The results of this review are broadly consistent with the important role accorded to systemic interventions and family involvement in psychosocial treatment within NICE guidelines for a range of adult mental health problems including schizophrenia (NICE, 2003), depression (NICE, 2004), bipolar disorder (NICE, 2006) and OCD (NICE, 2005). In contrast, the potentially helpful role of family-based interventions found in this review is not reflected in NICE guidelines for the treatment of panic disorder with agoraphobia (NICE, 2007).

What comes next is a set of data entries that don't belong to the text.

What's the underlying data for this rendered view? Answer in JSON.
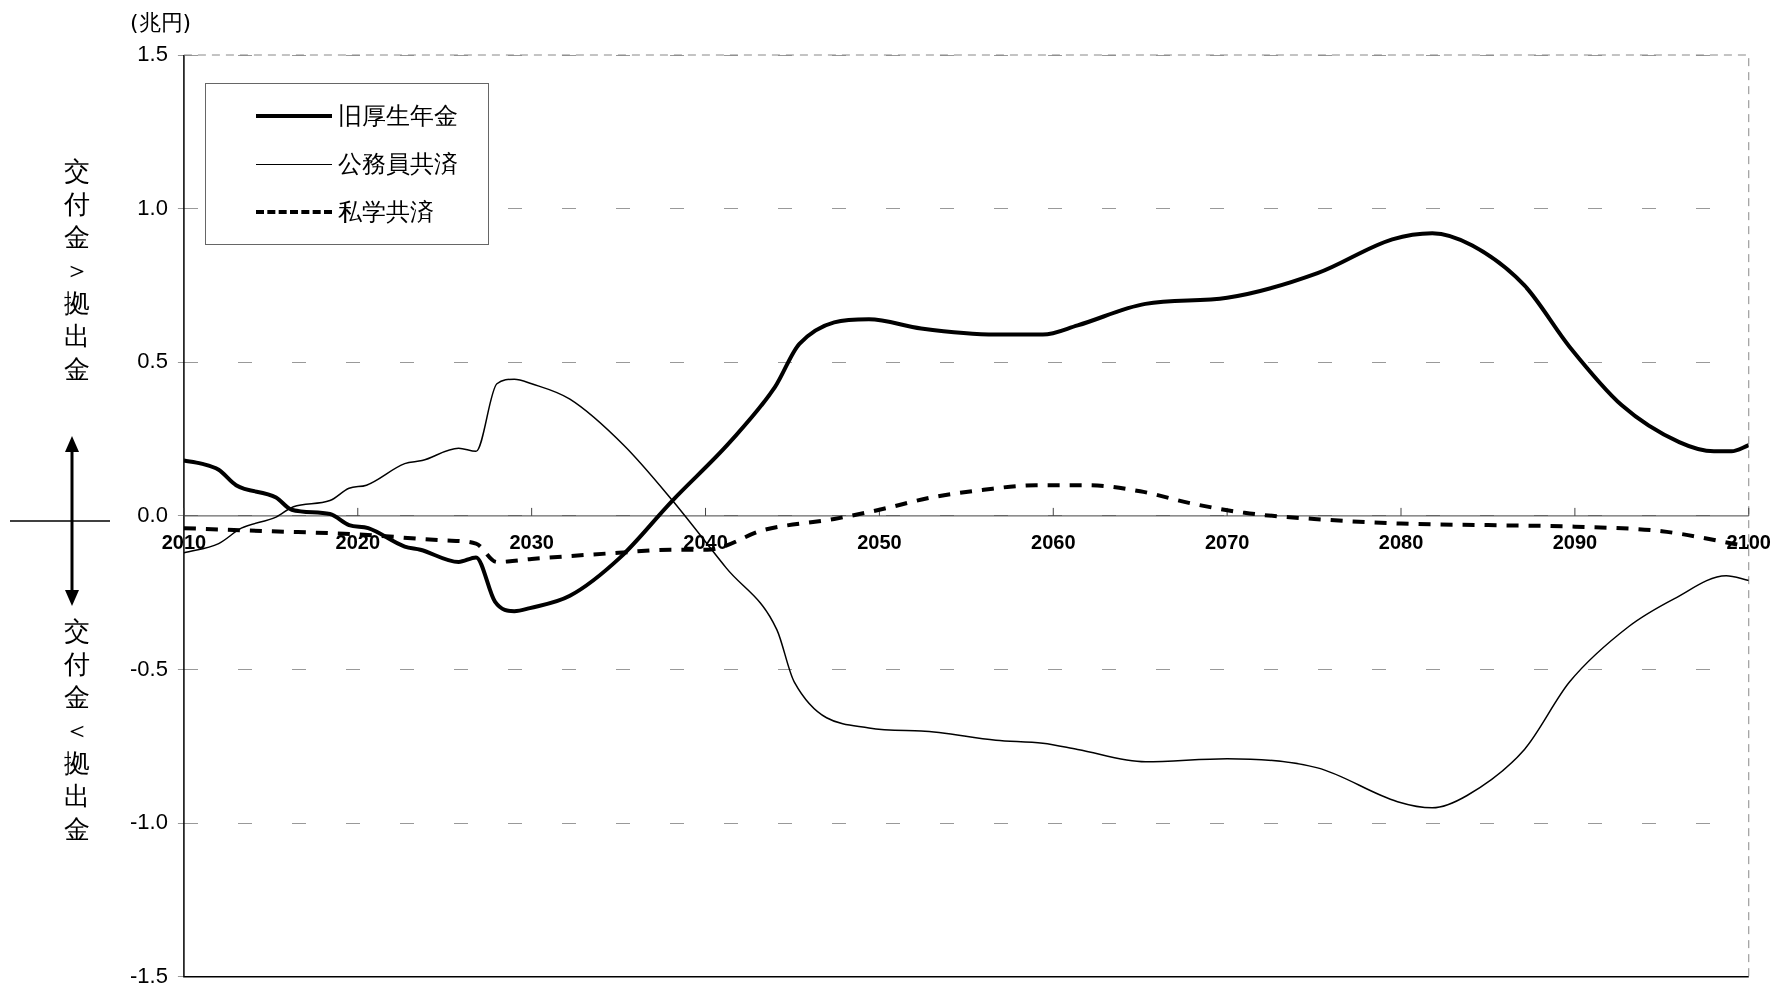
{
  "chart_data": {
    "type": "line",
    "ylabel": "(兆円)",
    "annotations": [
      "交付金＞拠出金",
      "交付金＜拠出金"
    ],
    "xlim": [
      2010,
      2100
    ],
    "xticks": [
      2010,
      2020,
      2030,
      2040,
      2050,
      2060,
      2070,
      2080,
      2090,
      2100
    ],
    "ylim": [
      -1.5,
      1.5
    ],
    "yticks": [
      {
        "value": -1.5,
        "label": "-1.5"
      },
      {
        "value": -1,
        "label": "-1.0"
      },
      {
        "value": -0.5,
        "label": "-0.5"
      },
      {
        "value": 0,
        "label": "0.0"
      },
      {
        "value": 0.5,
        "label": "0.5"
      },
      {
        "value": 1,
        "label": "1.0"
      },
      {
        "value": 1.5,
        "label": "1.5"
      }
    ],
    "grid": "y",
    "legend": "top left",
    "marker": "none",
    "series": [
      {
        "name": "旧厚生年金",
        "color": "#000000",
        "line_style": "solid",
        "x": [
          2010,
          2011,
          2012,
          2013,
          2015.3,
          2016.2,
          2018.4,
          2019.5,
          2020.6,
          2022.7,
          2023.6,
          2025.8,
          2026.8,
          2027.9,
          2029,
          2029.9,
          2032.2,
          2035.1,
          2038.1,
          2041.4,
          2044,
          2045.4,
          2049.4,
          2052.4,
          2056.7,
          2059.4,
          2061.4,
          2065.3,
          2070,
          2075.2,
          2079.5,
          2081.8,
          2084.1,
          2087.1,
          2089.7,
          2092.7,
          2096,
          2098,
          2099,
          2100
        ],
        "values": [
          0.18,
          0.17,
          0.15,
          0.1,
          0.06,
          0.02,
          0.006,
          -0.03,
          -0.04,
          -0.1,
          -0.11,
          -0.15,
          -0.135,
          -0.28,
          -0.31,
          -0.3,
          -0.26,
          -0.135,
          0.05,
          0.24,
          0.42,
          0.56,
          0.64,
          0.61,
          0.59,
          0.59,
          0.62,
          0.69,
          0.71,
          0.79,
          0.9,
          0.92,
          0.88,
          0.75,
          0.55,
          0.36,
          0.24,
          0.21,
          0.21,
          0.23
        ]
      },
      {
        "name": "公務員共済",
        "color": "#000000",
        "line_style": "solid",
        "x": [
          2010,
          2012,
          2013.3,
          2015.3,
          2016.3,
          2018.4,
          2019.5,
          2020.5,
          2022.7,
          2023.7,
          2025.8,
          2026.8,
          2028,
          2029,
          2030,
          2032.2,
          2035.3,
          2038.1,
          2041.2,
          2044.1,
          2045.1,
          2049.4,
          2052.4,
          2056.7,
          2059.4,
          2061.4,
          2065.3,
          2070,
          2075.2,
          2079.8,
          2081.8,
          2083.8,
          2087.1,
          2089.7,
          2093.1,
          2095.7,
          2098.7,
          2100
        ],
        "values": [
          -0.12,
          -0.09,
          -0.04,
          -0.004,
          0.03,
          0.05,
          0.09,
          0.1,
          0.17,
          0.18,
          0.22,
          0.21,
          0.43,
          0.445,
          0.43,
          0.38,
          0.23,
          0.05,
          -0.17,
          -0.37,
          -0.54,
          -0.69,
          -0.7,
          -0.73,
          -0.74,
          -0.76,
          -0.8,
          -0.79,
          -0.82,
          -0.93,
          -0.95,
          -0.91,
          -0.76,
          -0.54,
          -0.36,
          -0.27,
          -0.195,
          -0.21
        ]
      },
      {
        "name": "私学共済",
        "color": "#000000",
        "line_style": "dashed",
        "x": [
          2010,
          2015,
          2020,
          2025,
          2026.8,
          2028,
          2030,
          2035,
          2038,
          2040.1,
          2043.4,
          2047.4,
          2050,
          2053,
          2056,
          2059,
          2062,
          2065,
          2068,
          2071,
          2075,
          2080,
          2085,
          2090,
          2095,
          2100
        ],
        "values": [
          -0.04,
          -0.05,
          -0.06,
          -0.08,
          -0.09,
          -0.15,
          -0.14,
          -0.12,
          -0.11,
          -0.11,
          -0.045,
          -0.01,
          0.02,
          0.06,
          0.085,
          0.1,
          0.1,
          0.08,
          0.04,
          0.01,
          -0.01,
          -0.025,
          -0.03,
          -0.035,
          -0.05,
          -0.1
        ]
      }
    ]
  }
}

A broad definition of family therapy and systemic intervention has been adopted in this paper. There are pros and cons to this approach. On the positive side, it provides the widest scope of evidence on which to draw in support of systemic practice. This is important in a climate where there is increasing pressure to point to a large and significant evidence base to justify funding any particular type of psychotherapy service. However, the broad definition of systemic intervention taken in this paper potentially blurs the unique contribution of those practices developed within the tradition of marital and family therapy, as distinct from interventions where partners or other family members are included in an adjunctive role to facilitate individually focused therapy.
The findings of this review have clear implications for training and practice. Family therapy training programmes should include coaching in evidence-based practices in their curricula. Qualified family therapists should make learning evidence-based practices, relevant to the client group with whom they work, a priority when planning their own continuing professional development. Experienced clinicians working with clients who present with the types of problems discussed in this paper may benefit their clients by incorporating essential elements of effective family-based treatments into their own style of practice. To facilitate this, a list of accessible treatment manuals is included at the end of both papers. The incorporation of such elements into one's practice style is not incompatible with the prevailing social constructionist approach to family therapy, as I have argued elsewhere (Carr, 2006).